The Donald Trump supporter who reportedly viewed the former president as a father figure and went to violent lengths to keep him in office — including jamming an electroshock device into the neck of a Washington, D.C., cop during the violent Jan. 6 melee at the U.S. Capitol — will spend more than a decade behind bars.
“Trump won!” Daniel “D.J.” Rodriguez shouted after he was sentenced Wednesday to more than 12 years in prison for his role in the Jan. 6 riot, when mobs of Trump supporters stormed the Capitol building as Congress had begun to certify President Joe Biden’s 2020 electoral win. According to multiple media reports, Rodriguez’s outburst came as he was being led out of the federal courtroom by U.S. Marshals after hugging his lawyers.
Rodriguez, 40, pleaded guilty in February to four felony counts, including conspiracy and obstruction of an official proceeding, obstruction of justice, and assaulting a law enforcement officer with a deadly or dangerous weapon.
He had bragged about putting a stun gun to the neck of Metropolitan Police Officer Michael Fanone, who suffered a heart attack and other injuries after being dragged into the mob.
“Tazzzzed the f— out of the blue,” Rodriguez posted to a pro-Trump Telegram group on Jan. 6 as the riot was underway, prosecutors say. “[O]mg I did so much f—— s— [right now] and got away tell you later,” he also wrote.
The sentence from Judge Amy Berman Jackson, a Barack Obama appointee, hews much closer to the prosecution’s requested term of 14 years than to the less than six years sought by Rodriguez. In a sentencing brief, defense attorneys argued that Rodriguez, who grew up without his dad, saw Trump as “the father he wished he had.”
Fanone, who spoke at Rodriguez’s sentencing hearing, said in a statement that he feels nothing but antipathy for the defendant.
“I don’t give a s— about Daniel Rodriguez,” Fanone’s statement says. “He ceased to exist to me as a person a long time ago. Any compassion or empathy I felt toward those who laid siege to our [C]apitol, whose actions I felt were at least in part influenced by their leader Donald Trump and his lies, has been eroded. Eroded by the attacks directed at me and my family by supporters of Donald Trump and the right-wing media.”
The former police officer called for the DOJ to prosecute Trump for his role in the Jan. 6 attack and said that there should be “no safe harbor” for Trump and “no quarter” given to his enablers.
Rodriguez’s jubilant attitude Wednesday stood in sharp contrast to the tearful confession he made to federal investigators in March 2021, when he admitted to using the electroshock weapon against Fanone.

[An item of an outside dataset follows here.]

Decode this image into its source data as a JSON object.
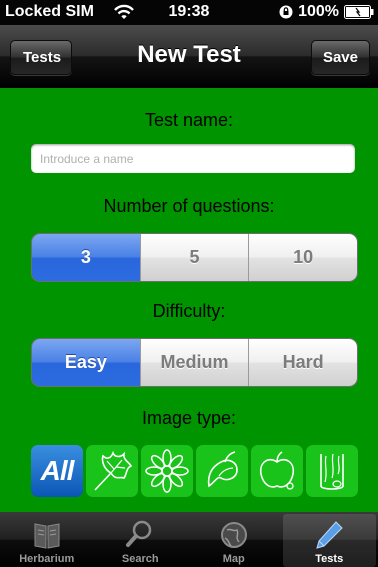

“Am I a f—— piece of s—? Yes,” he told two agents during the interview, who asked him why he tased Fanone.
“I don’t know,” Rodriguez said through tears, according to an FBI transcript of the interview. “I’m a piece of s—. I’m sorry. I don’t know. He’s a human being with children, and he’s not a bad guy. He sounds like he’s just doing his job and he’s — I’m an a——.”
Rodriguez was decidedly less remorseful at Wednesday’s hearing, according to reports.
“I hope Officer Fanone will be OK one day,” he said, according to Washington CBS affiliate WUSA. “It sounds like he’s still in a great deal of pain.”
In general, however, Rodriguez showed little remorse for his actions on Jan. 6, according to the WUSA report, instead focusing on the sense of community he felt among his fellow Trump supporters at protests and rallies before and after the 2020 presidential election. According to prosecutors, Rodriguez wrote hundreds of messages about war, revolution, traitors, and tyrants in connection with the 2020 election.
“Your messages were all blood, war, weapons, hanging,” Jackson told the defendant, according to WUSA. “You never even anticipated a peaceful gathering.”
Jackson also ordered Rodriguez to serve 36 months of supervised release following his prison sentence, as well as restitution in the amount of $2,000 toward the estimated $2.9 million in damage to the Capitol, and $96,927 in damages to the MPD.
Two men who also participated in the attack on Fanone, Edward Badalian and Albuquerque Cosper Head, have also been convicted of felonies. Head was sentenced to 7.5 years in prison, while Badalian is expected to be sentenced in July.